Sharilee Swaity (author) from Canada on July 21, 2012:
Teaches, I am sorry to hear about your friends. And I completely agree. Marriage is such a huge decision that it really has to be thought out. Thanks for coming by and commenting. Have a wonderful day!
Dianna Mendez on July 20, 2012:
I have had several friends experience this in the past five years. It is never pleasant and the children suffer from the process. Wish this was not a something that people would ever decide to do, but being better informed prior to marriage sometimes helps people to commit for life.
Sharilee Swaity (author) from Canada on July 20, 2012:
@Angela, I appreciate your comments. It is a difficult subject for all involved. Take care.
@Aethe, wow, that is interesting. You are so right -- bitterness can really come from the devastating loss of a marriage and it sounds like you experienced first hand. Thank you for sharing.
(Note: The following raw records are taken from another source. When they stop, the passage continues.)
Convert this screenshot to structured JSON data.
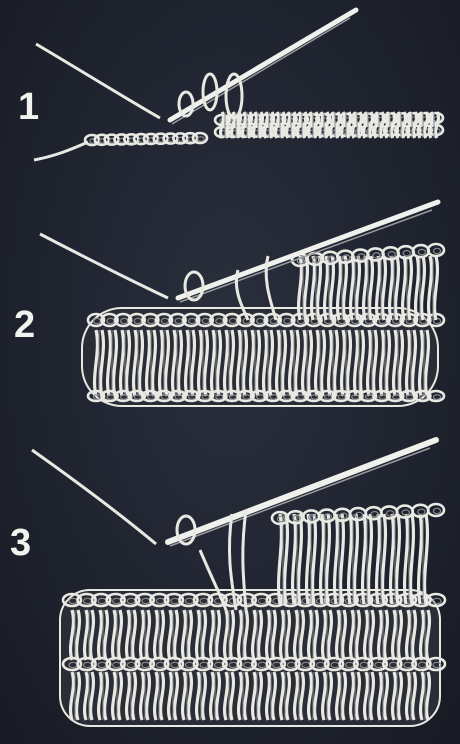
{
  "steps": [
    {
      "number": "1"
    },
    {
      "number": "2"
    },
    {
      "number": "3"
    }
  ],
  "colors": {
    "background": "#1f2330",
    "yarn": "#e9e9e3",
    "yarn_shadow": "#8a8c90",
    "hook": "#f0f0ec",
    "numerals": "#f2f2ee"
  }
}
aethelthryth from American Southwest on July 19, 2012:
I did not have a strong opinion on divorce until I worked for a couple years in an office with 7 others, and I was the only one who had never been married and also the only one who had never been divorced. There was so much bitterness in the lives of the others. I would rather have been my great-uncle than any of them - he had 50+ years of a bad marriage, but his life seemed happier than any of theirs.
I was especially sorry for the daughter of one of them, whose father went on to marry twice more. This girl was closer to her ex-stepmother than to her father or the woman he was married to at that time. In other words, "family" did not have much meaning for her anymore.
Then, shortly after I did get married, the "mom and pop" my new husband worked for divorced at the same time they were selling us the business. We felt like we suffered through that one right along with their children. We wondered if the one who wanted the divorce in that case could possibly be under the impression that it was just a matter between the two of them!
Angela Blair from Central Texas on July 18, 2012:
Excellent Hub on a most difficult topic -- eloquently and tastefully done. Best/Sis
Sharilee Swaity (author) from Canada on July 18, 2012:
Kissayer, thank you so much. It is a very personal topic and very painful for so many people. Take care.
Kristy Sayer from Sydney, Australia on July 18, 2012:
Excellent hub for such a personal topic! Well done :)
Sharilee Swaity (author) from Canada on July 17, 2012:
Billy, I hear you. It is quite an ordeal to go through. Thanks so much for your kind words and you have a great day!
Bill Holland from Olympia, WA on July 17, 2012:
Been there, done that, and I have to say your article is right on in all aspects. Great to have you writing again; thoroughly enjoyed this insightful hub.